Лишь в начале 60ых с отцом связался и встретился одни из бывших его фронтовых сослуживцев, а несколькими годами ранее,
1го января 1955 отец Бориса уже больше десятилетия лежащего в земле, запишет в дневник: “Пришёл домой. Ёлка убрана. Женя трогательно показывал мне игрушки, которые достались ему от отца. Вот этот поварёнок, вот этот шар, этот крокодил, эта цепочка, — и я вдруг вспомнил, как я держу его отца на руках — трёхлетнего — и тот восторженно глядит на зажжённую ёлку”. Упомянутый в записи
Евгений Бор. (1937-97), будущий кинооператор, оставивший двоих сыновей -
Андрея (1960) и
Николая (1962). Да, ещё: старший брат напишет жене с ленинградского фронта (1943): «Он [отец] один из самых любимых мною людей на свете, но ведь в Бобиной судьбе он не безвинен» (личный архив Дм.Н. Чуковского).

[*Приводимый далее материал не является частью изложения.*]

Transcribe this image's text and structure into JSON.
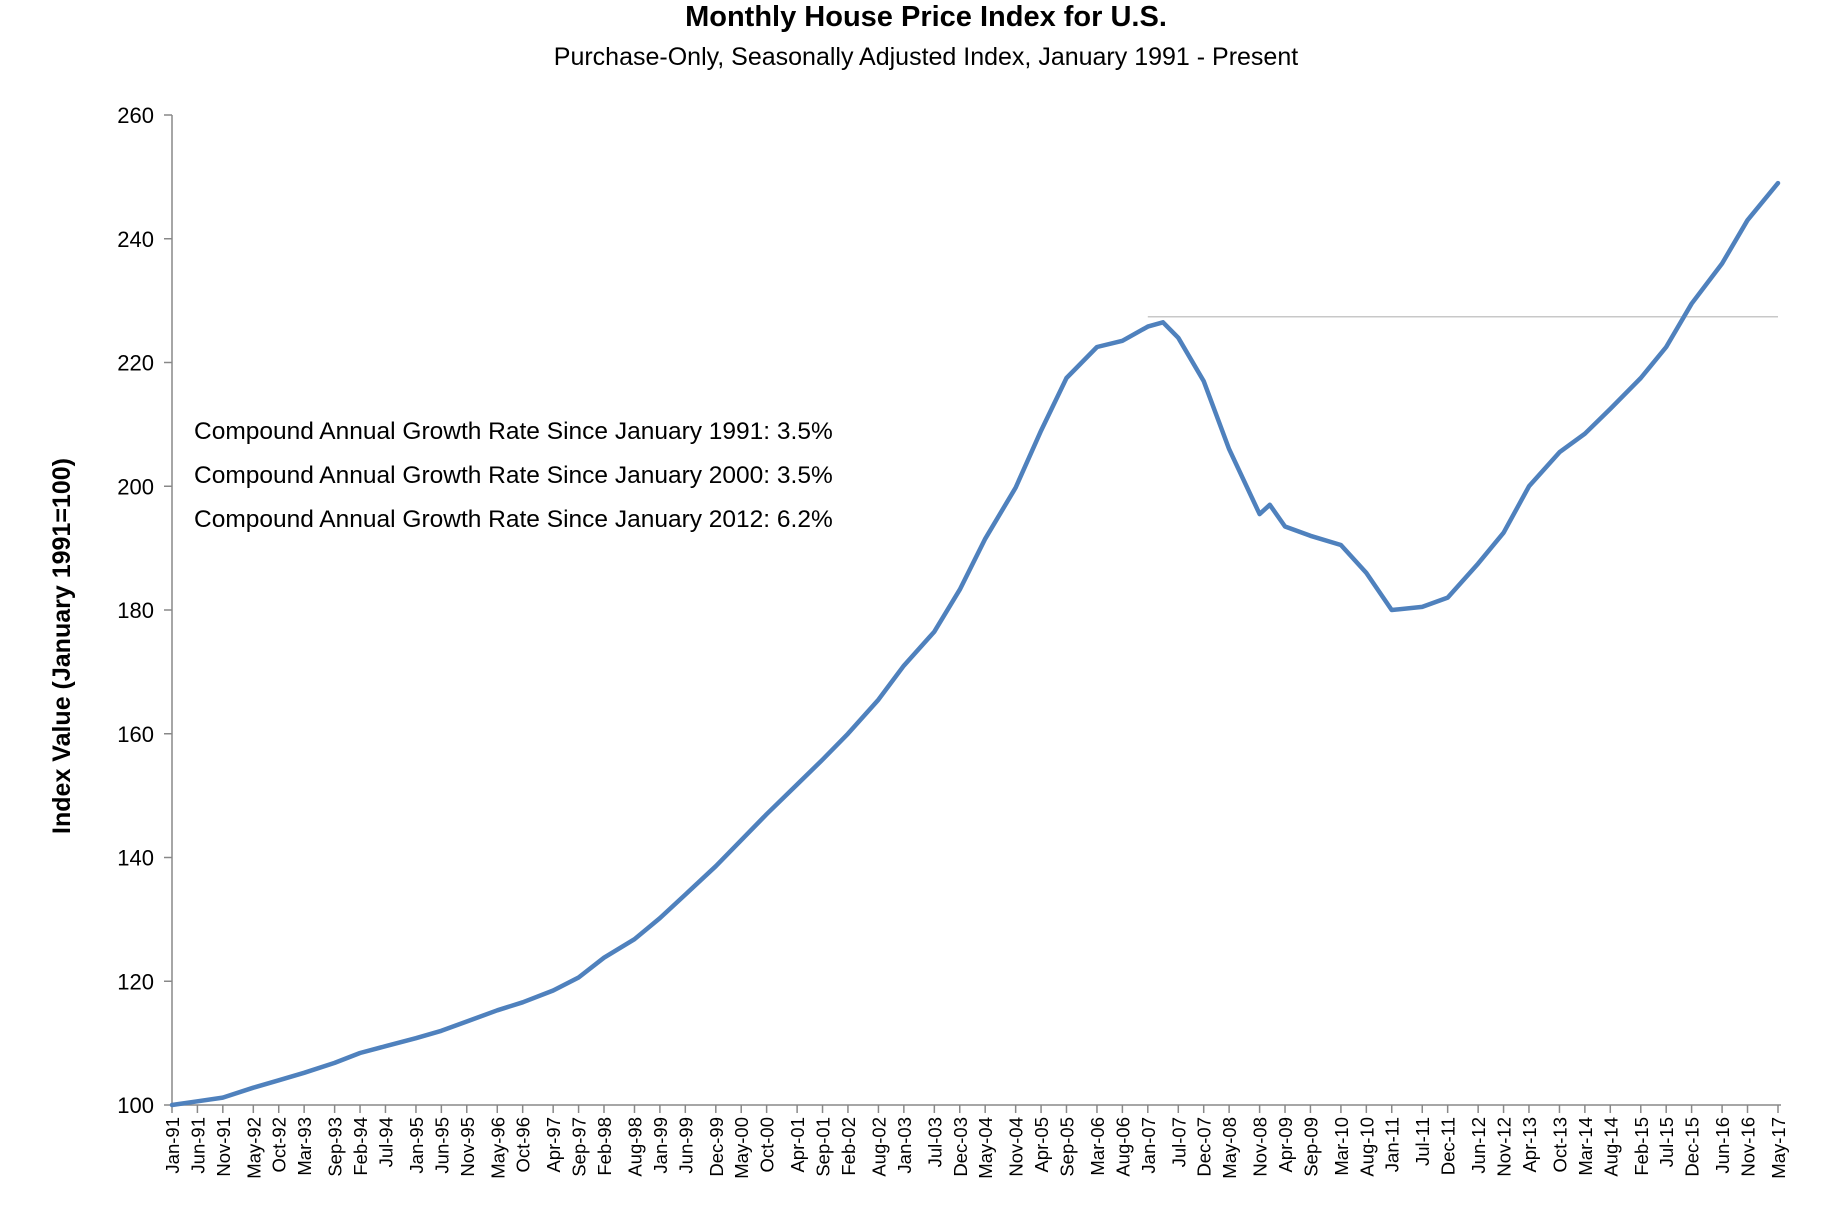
{
  "chart_data": {
    "type": "line",
    "title": "Monthly House Price Index for U.S.",
    "subtitle": "Purchase-Only, Seasonally Adjusted Index, January 1991 - Present",
    "xlabel": "",
    "ylabel": "Index Value (January 1991=100)",
    "ylim": [
      100,
      260
    ],
    "yticks": [
      "100",
      "120",
      "140",
      "160",
      "180",
      "200",
      "220",
      "240",
      "260"
    ],
    "x_tick_labels": [
      "Jan-91",
      "Jun-91",
      "Nov-91",
      "May-92",
      "Oct-92",
      "Mar-93",
      "Sep-93",
      "Feb-94",
      "Jul-94",
      "Jan-95",
      "Jun-95",
      "Nov-95",
      "May-96",
      "Oct-96",
      "Apr-97",
      "Sep-97",
      "Feb-98",
      "Aug-98",
      "Jan-99",
      "Jun-99",
      "Dec-99",
      "May-00",
      "Oct-00",
      "Apr-01",
      "Sep-01",
      "Feb-02",
      "Aug-02",
      "Jan-03",
      "Jul-03",
      "Dec-03",
      "May-04",
      "Nov-04",
      "Apr-05",
      "Sep-05",
      "Mar-06",
      "Aug-06",
      "Jan-07",
      "Jul-07",
      "Dec-07",
      "May-08",
      "Nov-08",
      "Apr-09",
      "Sep-09",
      "Mar-10",
      "Aug-10",
      "Jan-11",
      "Jul-11",
      "Dec-11",
      "Jun-12",
      "Nov-12",
      "Apr-13",
      "Oct-13",
      "Mar-14",
      "Aug-14",
      "Feb-15",
      "Jul-15",
      "Dec-15",
      "Jun-16",
      "Nov-16",
      "May-17"
    ],
    "grid": false,
    "legend": "none",
    "line_color": "#4F81BD",
    "reference_line": {
      "value": 227.4,
      "from": "Jan-07",
      "to": "May-17",
      "color": "#C8C8C8"
    },
    "series": [
      {
        "x": [
          "Jan-91",
          "Jun-91",
          "Nov-91",
          "May-92",
          "Oct-92",
          "Mar-93",
          "Sep-93",
          "Feb-94",
          "Jul-94",
          "Jan-95",
          "Jun-95",
          "Nov-95",
          "May-96",
          "Oct-96",
          "Apr-97",
          "Sep-97",
          "Feb-98",
          "Aug-98",
          "Jan-99",
          "Jun-99",
          "Dec-99",
          "May-00",
          "Oct-00",
          "Apr-01",
          "Sep-01",
          "Feb-02",
          "Aug-02",
          "Jan-03",
          "Jul-03",
          "Dec-03",
          "May-04",
          "Nov-04",
          "Apr-05",
          "Sep-05",
          "Mar-06",
          "Aug-06",
          "Jan-07",
          "Apr-07",
          "Jul-07",
          "Dec-07",
          "May-08",
          "Nov-08",
          "Jan-09",
          "Apr-09",
          "Sep-09",
          "Mar-10",
          "Aug-10",
          "Jan-11",
          "Jul-11",
          "Dec-11",
          "Jun-12",
          "Nov-12",
          "Apr-13",
          "Oct-13",
          "Mar-14",
          "Aug-14",
          "Feb-15",
          "Jul-15",
          "Dec-15",
          "Jun-16",
          "Nov-16",
          "May-17"
        ],
        "values": [
          100.0,
          100.6,
          101.2,
          102.8,
          104.0,
          105.2,
          106.8,
          108.4,
          109.5,
          110.8,
          112.0,
          113.5,
          115.3,
          116.6,
          118.5,
          120.6,
          123.8,
          126.8,
          130.2,
          134.0,
          138.6,
          142.8,
          147.0,
          151.8,
          155.8,
          160.0,
          165.5,
          171.0,
          176.5,
          183.3,
          191.5,
          199.8,
          209.0,
          217.5,
          222.5,
          223.5,
          225.8,
          226.5,
          224.0,
          217.0,
          206.0,
          195.5,
          197.0,
          193.5,
          192.0,
          190.5,
          186.0,
          180.0,
          180.5,
          182.0,
          187.5,
          192.5,
          200.0,
          205.5,
          208.5,
          212.5,
          217.5,
          222.5,
          229.5,
          236.0,
          243.0,
          249.0
        ]
      }
    ],
    "annotations": [
      "Compound Annual Growth Rate Since January 1991:  3.5%",
      "Compound Annual Growth Rate Since January 2000:  3.5%",
      "Compound Annual Growth Rate Since January 2012:  6.2%"
    ]
  }
}
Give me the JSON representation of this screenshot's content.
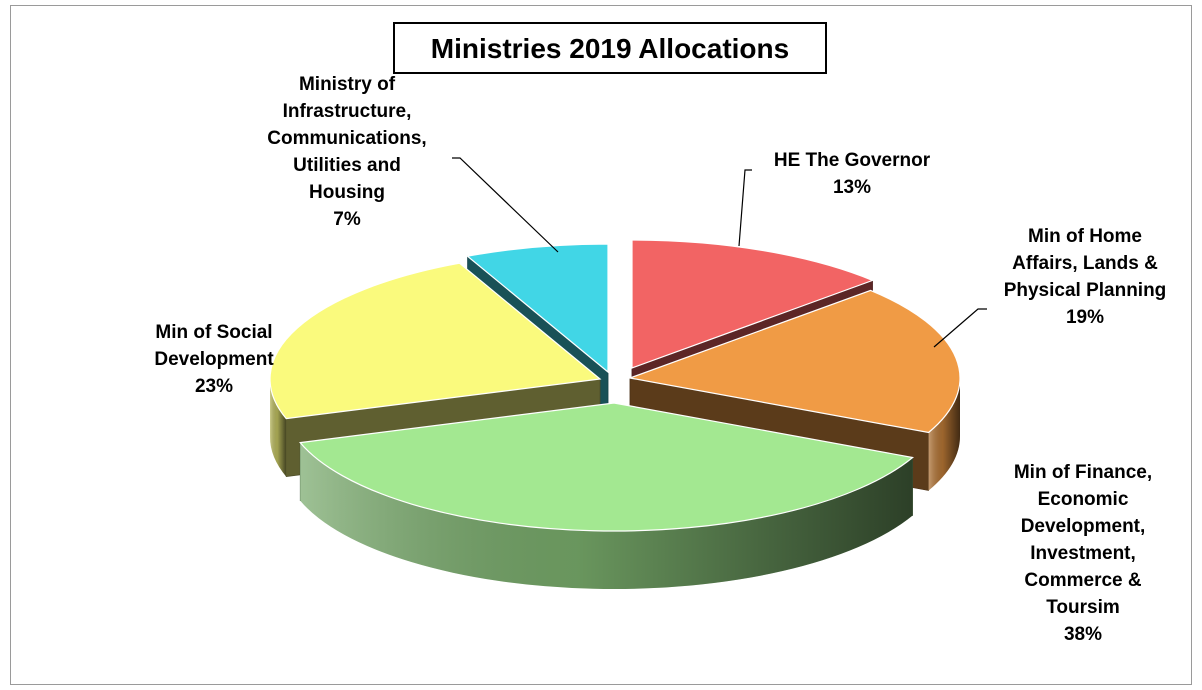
{
  "chart_data": {
    "type": "pie",
    "title": "Ministries 2019 Allocations",
    "three_d": true,
    "exploded": true,
    "legend": "none",
    "slices": [
      {
        "label": "HE The Governor",
        "value": 13,
        "percent_label": "13%",
        "label_lines": [
          "HE The Governor"
        ],
        "color": "#f26464"
      },
      {
        "label": "Min of Home Affairs, Lands & Physical Planning",
        "value": 19,
        "percent_label": "19%",
        "label_lines": [
          "Min of Home",
          "Affairs, Lands &",
          "Physical Planning"
        ],
        "color": "#f09b45"
      },
      {
        "label": "Min of Finance, Economic Development, Investment, Commerce & Toursim",
        "value": 38,
        "percent_label": "38%",
        "label_lines": [
          "Min of Finance,",
          "Economic",
          "Development,",
          "Investment,",
          "Commerce &",
          "Toursim"
        ],
        "color": "#a3e891"
      },
      {
        "label": "Min of Social Development",
        "value": 23,
        "percent_label": "23%",
        "label_lines": [
          "Min of Social",
          "Development"
        ],
        "color": "#fafa7d"
      },
      {
        "label": "Ministry of Infrastructure, Communications, Utilities and Housing",
        "value": 7,
        "percent_label": "7%",
        "label_lines": [
          "Ministry of",
          "Infrastructure,",
          "Communications,",
          "Utilities and",
          "Housing"
        ],
        "color": "#41d6e6"
      }
    ]
  }
}
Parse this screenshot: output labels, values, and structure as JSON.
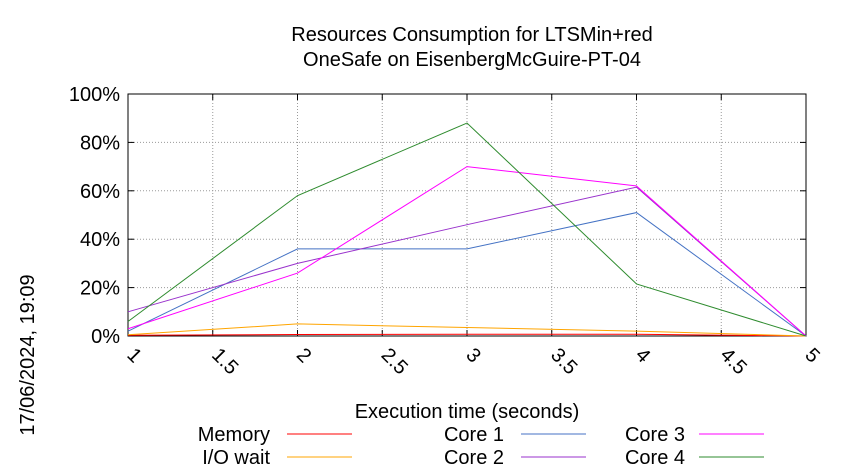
{
  "chart_data": {
    "type": "line",
    "title_line1": "Resources Consumption for LTSMin+red",
    "title_line2": "OneSafe on EisenbergMcGuire-PT-04",
    "xlabel": "Execution time (seconds)",
    "ylabel": "",
    "timestamp": "17/06/2024, 19:09",
    "xlim": [
      1,
      5
    ],
    "ylim": [
      0,
      100
    ],
    "x_ticks": [
      1,
      1.5,
      2,
      2.5,
      3,
      3.5,
      4,
      4.5,
      5
    ],
    "x_tick_labels": [
      "1",
      "1.5",
      "2",
      "2.5",
      "3",
      "3.5",
      "4",
      "4.5",
      "5"
    ],
    "y_ticks": [
      0,
      20,
      40,
      60,
      80,
      100
    ],
    "y_tick_labels": [
      "0%",
      "20%",
      "40%",
      "60%",
      "80%",
      "100%"
    ],
    "grid": true,
    "legend_placement": "bottom",
    "x": [
      1,
      2,
      3,
      4,
      5
    ],
    "series": [
      {
        "name": "Memory",
        "color": "#ff0000",
        "values": [
          0.3,
          0.6,
          0.7,
          0.7,
          0
        ]
      },
      {
        "name": "I/O wait",
        "color": "#ffa500",
        "values": [
          0.5,
          5,
          3.5,
          2,
          0
        ]
      },
      {
        "name": "Core 1",
        "color": "#4472c4",
        "values": [
          2,
          36,
          36,
          51,
          0
        ]
      },
      {
        "name": "Core 2",
        "color": "#9932cc",
        "values": [
          10,
          30,
          46,
          61.5,
          0
        ]
      },
      {
        "name": "Core 3",
        "color": "#ff00ff",
        "values": [
          3,
          26,
          70,
          62,
          0
        ]
      },
      {
        "name": "Core 4",
        "color": "#2e8b2e",
        "values": [
          6,
          58,
          88,
          21.5,
          0
        ]
      }
    ]
  }
}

Примечательно и даже забавно, что признавая место Ч. в литературе, некоторые современники, особенно из младших, были весьма невысокого мнения о его познаниях в языках и литературных способностях. Так, например, Набоков считал, что Чуковский плохо знал английский, этого же мнения придерживался Бродский (неприязнь к которому, маскируемую внешней заботой и хлопотами об освобождении поэта из ссылки, Чуковский с трудом сдерживал) и.т.д.
Кстати,
о Пархоменко: Этот художник - автор детского портрета В. И. Ленина, выполненный Ив. Кир. по фотографии по заказу А. И. Елизаровой—Ульяновой к 50-летнему юбилею брата в 1920м году и позднее перекочевавший на пионерскую звёздочку, став хрестоматийным, каноническим изображением "кудрявой головы".